The law also establishes a national DNA database of victims and plans to update education from the civil war period in schools.
Officials recognize that this is one of the most explosive problems of all. “The state has an obligation that these truths be part of the education of the people,” Calvo said. “How can anyone make a political plea so that people don’t know?

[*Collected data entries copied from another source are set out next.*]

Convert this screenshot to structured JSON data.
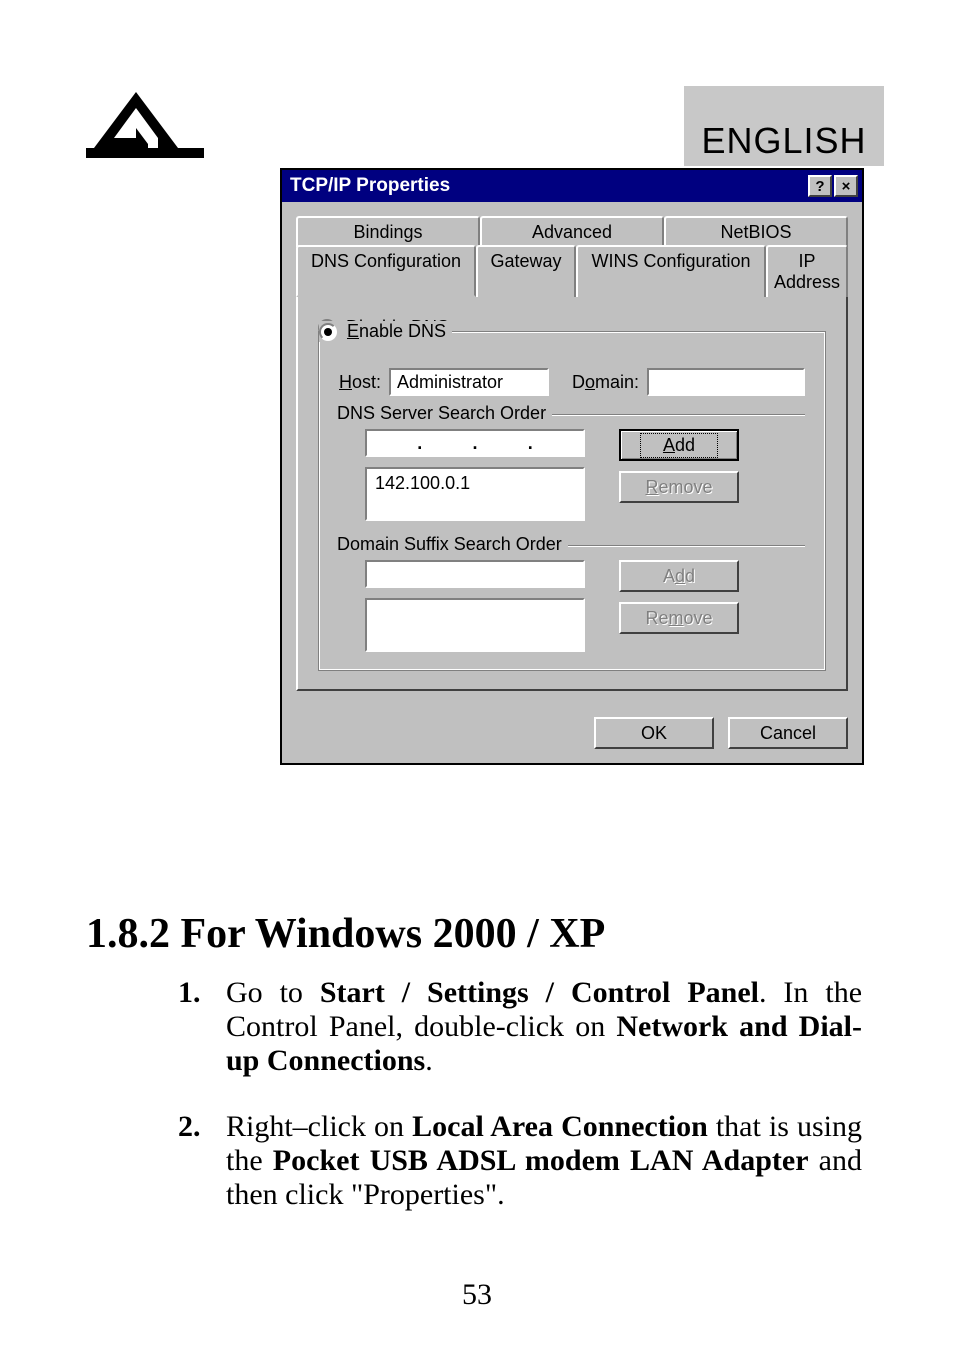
{
  "header": {
    "lang": "ENGLISH"
  },
  "dialog": {
    "title": "TCP/IP Properties",
    "help_glyph": "?",
    "close_glyph": "×",
    "tabs_top": [
      "Bindings",
      "Advanced",
      "NetBIOS"
    ],
    "tabs_bottom": [
      "DNS Configuration",
      "Gateway",
      "WINS Configuration",
      "IP Address"
    ],
    "disable_label": "Disable DNS",
    "enable_label": "Enable DNS",
    "host_label": "Host:",
    "host_value": "Administrator",
    "domain_label": "Domain:",
    "domain_value": "",
    "dns_section": "DNS Server Search Order",
    "dns_entry": "142.100.0.1",
    "add_label": "Add",
    "remove_label": "Remove",
    "suffix_section": "Domain Suffix Search Order",
    "ok_label": "OK",
    "cancel_label": "Cancel"
  },
  "content": {
    "heading": "1.8.2 For Windows 2000 / XP",
    "bullet1_num": "1.",
    "bullet1_pre": "Go to ",
    "bullet1_b1": "Start / Settings / Control Panel",
    "bullet1_mid": ". In the Control Panel, double-click on ",
    "bullet1_b2": "Network and Dial-up Connections",
    "bullet1_post": ".",
    "bullet2_num": "2.",
    "bullet2_pre": "Right–click on ",
    "bullet2_b1": "Local Area Connection",
    "bullet2_mid": " that is using the ",
    "bullet2_b2": "Pocket USB ADSL modem LAN Adapter",
    "bullet2_post": " and then click \"Properties\"."
  },
  "page": "53"
}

The government has, for the moment, no plan to exhume some 12,000 dead Republicans taken in mass graves by the Franco regime and reburied in the valley with their former enemies. But the law recognizes the right of families to recover bodies from the site. There are already about sixty requests.
The more than 33,000 graves behind the chapels of the basilica would be converted into a civil cemetery and the body of José Antonio Primo de Rivera, founder of the fascist Phalange, would be moved from its privileged place in front of the altar.
On a recent day in June, several visitors to the valley complained about the government’s plans. “Better to leave it as it is than to reopen the wounds,” said Diego, a security guard who declined to give his last name.
Others thought it was right for Spain to face the deadliest period in its history. “Our grandparents suffered from the civil war. . . they thought that afterwards there was real peace, but now things are different, ”said Sol De Mosteyrín Hernández, teacher.
“We need a deep process of reconciliation in this country – and it is only just beginning.”